Moving on, one of the interesting things about having a feeding tube is gas bubbles. Now, we all know that usually gas bubbles escape out one end or the other, one end at times perhaps creating a bit of social awkwardness. With the tube, sometimes the gas bubbles want to escape where the tube enters the abdomen. And they do, in fact, escape, with a second or two of intense pain as the bubble works its way through the very small, almost invisible gap between tube and skin. This does not mean the fitting is leaking even with the gas is getting out through that tiny space. A little bit of schmutz does build up around the perimeter of the tube, but that, while kind of gross, is easy enough to clean off. The escaping gas is something I’ve taken to mean that my stomach is somewhat empty and ready for another feeding. At this time of night, will be formula. It’s also time for meds.
Now, I don’t take all of these all the time, nor all at the same time of the ones I have to take on certain schedules except for the first round in the morning.

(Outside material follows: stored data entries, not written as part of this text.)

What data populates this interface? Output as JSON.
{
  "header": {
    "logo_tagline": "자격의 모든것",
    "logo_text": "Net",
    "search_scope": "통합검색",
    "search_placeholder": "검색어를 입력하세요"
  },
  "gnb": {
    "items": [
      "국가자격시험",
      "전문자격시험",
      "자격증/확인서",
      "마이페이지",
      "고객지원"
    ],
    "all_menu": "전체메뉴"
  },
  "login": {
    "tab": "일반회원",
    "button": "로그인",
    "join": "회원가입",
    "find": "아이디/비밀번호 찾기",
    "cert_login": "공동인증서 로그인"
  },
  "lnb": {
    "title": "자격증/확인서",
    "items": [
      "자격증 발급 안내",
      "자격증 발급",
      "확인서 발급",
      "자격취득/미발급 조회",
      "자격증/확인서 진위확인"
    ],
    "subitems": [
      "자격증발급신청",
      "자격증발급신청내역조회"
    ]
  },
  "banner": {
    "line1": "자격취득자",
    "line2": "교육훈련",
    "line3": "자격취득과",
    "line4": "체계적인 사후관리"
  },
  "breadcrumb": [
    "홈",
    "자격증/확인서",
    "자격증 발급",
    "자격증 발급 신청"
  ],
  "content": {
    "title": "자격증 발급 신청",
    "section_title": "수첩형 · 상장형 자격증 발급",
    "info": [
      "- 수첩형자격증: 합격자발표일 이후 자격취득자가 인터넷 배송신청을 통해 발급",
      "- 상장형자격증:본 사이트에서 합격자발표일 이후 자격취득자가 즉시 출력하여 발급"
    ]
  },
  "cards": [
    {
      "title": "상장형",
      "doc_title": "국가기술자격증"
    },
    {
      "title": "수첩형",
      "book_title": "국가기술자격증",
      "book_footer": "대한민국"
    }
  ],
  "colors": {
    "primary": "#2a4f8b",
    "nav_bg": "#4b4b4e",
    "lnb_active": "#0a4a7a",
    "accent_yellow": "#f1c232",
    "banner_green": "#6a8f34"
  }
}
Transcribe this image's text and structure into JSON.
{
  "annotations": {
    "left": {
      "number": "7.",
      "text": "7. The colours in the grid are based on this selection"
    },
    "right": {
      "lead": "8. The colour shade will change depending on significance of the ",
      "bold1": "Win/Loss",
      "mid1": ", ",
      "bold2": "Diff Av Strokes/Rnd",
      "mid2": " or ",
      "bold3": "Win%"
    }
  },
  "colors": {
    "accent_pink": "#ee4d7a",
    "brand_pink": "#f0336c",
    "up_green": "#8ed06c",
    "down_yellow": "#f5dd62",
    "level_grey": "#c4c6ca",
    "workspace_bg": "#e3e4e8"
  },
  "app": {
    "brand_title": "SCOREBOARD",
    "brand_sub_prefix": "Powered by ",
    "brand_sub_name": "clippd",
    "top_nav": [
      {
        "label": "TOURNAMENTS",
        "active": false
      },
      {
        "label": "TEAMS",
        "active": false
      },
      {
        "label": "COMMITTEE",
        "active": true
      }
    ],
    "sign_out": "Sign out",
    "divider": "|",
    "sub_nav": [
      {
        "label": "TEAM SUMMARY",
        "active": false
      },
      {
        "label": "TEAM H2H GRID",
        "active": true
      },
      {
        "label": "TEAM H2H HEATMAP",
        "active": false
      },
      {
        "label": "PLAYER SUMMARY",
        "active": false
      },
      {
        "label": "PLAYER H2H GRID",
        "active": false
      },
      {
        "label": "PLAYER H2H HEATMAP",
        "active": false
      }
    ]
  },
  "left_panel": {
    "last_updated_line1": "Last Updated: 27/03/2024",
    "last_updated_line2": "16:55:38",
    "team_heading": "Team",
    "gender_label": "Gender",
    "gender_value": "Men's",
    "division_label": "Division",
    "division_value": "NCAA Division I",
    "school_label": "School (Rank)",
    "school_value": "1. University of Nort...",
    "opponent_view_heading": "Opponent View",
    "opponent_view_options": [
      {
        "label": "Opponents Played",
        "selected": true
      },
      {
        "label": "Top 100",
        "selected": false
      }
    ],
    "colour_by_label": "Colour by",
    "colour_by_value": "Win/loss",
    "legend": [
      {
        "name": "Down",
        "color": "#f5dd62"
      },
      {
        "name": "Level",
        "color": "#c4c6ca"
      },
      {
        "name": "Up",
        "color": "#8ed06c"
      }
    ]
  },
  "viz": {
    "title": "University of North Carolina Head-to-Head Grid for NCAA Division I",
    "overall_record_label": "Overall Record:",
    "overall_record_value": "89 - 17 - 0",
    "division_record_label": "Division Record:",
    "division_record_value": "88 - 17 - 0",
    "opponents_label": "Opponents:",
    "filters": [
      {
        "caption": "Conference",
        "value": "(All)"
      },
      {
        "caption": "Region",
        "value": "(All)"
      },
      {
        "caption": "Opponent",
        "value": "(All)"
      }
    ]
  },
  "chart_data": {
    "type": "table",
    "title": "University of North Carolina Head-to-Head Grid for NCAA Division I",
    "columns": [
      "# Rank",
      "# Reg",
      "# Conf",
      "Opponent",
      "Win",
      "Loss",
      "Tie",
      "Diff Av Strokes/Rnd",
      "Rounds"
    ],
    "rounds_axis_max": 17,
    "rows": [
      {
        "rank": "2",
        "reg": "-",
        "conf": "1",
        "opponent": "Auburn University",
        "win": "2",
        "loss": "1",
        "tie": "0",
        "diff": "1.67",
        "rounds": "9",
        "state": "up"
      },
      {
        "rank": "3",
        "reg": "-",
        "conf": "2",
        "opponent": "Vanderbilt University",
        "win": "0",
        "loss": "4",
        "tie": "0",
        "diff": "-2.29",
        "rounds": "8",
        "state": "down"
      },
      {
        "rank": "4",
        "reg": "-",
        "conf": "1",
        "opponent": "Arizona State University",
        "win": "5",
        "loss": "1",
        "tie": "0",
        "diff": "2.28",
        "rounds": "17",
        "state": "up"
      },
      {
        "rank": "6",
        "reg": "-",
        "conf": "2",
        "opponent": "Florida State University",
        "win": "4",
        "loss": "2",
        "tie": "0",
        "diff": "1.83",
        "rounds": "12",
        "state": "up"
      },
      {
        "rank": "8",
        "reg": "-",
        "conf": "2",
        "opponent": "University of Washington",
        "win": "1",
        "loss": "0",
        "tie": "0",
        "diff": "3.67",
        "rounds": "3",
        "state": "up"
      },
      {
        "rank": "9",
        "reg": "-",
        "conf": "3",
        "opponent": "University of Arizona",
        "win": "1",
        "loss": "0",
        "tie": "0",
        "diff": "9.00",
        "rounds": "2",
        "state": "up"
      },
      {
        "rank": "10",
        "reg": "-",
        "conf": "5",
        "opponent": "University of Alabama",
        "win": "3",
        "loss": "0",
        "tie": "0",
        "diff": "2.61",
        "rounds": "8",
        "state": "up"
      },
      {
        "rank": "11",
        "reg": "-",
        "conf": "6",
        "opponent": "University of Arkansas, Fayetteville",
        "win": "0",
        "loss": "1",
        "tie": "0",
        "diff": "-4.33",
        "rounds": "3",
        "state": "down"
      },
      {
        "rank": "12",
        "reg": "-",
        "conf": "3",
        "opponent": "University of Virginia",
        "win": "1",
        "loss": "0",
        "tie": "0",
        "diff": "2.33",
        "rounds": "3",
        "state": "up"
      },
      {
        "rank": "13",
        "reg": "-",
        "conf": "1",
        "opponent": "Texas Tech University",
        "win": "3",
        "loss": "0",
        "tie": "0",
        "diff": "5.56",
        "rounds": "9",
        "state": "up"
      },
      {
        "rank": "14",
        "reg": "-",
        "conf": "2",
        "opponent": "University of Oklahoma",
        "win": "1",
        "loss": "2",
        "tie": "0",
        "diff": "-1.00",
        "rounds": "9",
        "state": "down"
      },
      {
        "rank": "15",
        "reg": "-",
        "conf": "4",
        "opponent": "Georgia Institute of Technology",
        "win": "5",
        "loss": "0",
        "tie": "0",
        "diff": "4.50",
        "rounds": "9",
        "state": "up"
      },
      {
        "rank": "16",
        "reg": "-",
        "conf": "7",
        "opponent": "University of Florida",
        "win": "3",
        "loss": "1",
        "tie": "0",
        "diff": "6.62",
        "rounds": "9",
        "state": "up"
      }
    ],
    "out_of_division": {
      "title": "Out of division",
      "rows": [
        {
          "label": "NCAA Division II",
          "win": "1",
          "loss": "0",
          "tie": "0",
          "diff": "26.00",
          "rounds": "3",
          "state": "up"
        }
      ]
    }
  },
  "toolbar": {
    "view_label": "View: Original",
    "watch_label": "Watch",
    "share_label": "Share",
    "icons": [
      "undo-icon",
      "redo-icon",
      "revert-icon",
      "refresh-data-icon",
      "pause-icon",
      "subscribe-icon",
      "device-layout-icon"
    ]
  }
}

I never imagined, ever, that I would be the one in the family with a drawer full of meds, but here we are, two cancers, one gallbladder removal, one neck surgery, and one extended pneumonia-created hospital stay later. The cans there on the right are the formula that I pour down the tube, one can per feeding. The mortar and pestle is for grinding the tablets into powder so they can be mixed with water and swallowed – or, in my current situation, poured through the tube. The benadryl is to help keep the mucositis and the sinus drainage to a dull roar and from choking me with goo in my throat. This is your life after cancer, surgery, chemo, and radiation. I’d recommend not having it.
With that, I’ll wrap up this entry and get myself set up for a feeding. It sounds simple, but it’s rather involved, and the actual feeding takes almost two hours. I’ll take a picture once I’m set up this evening so you can see what a life on this side of food is like.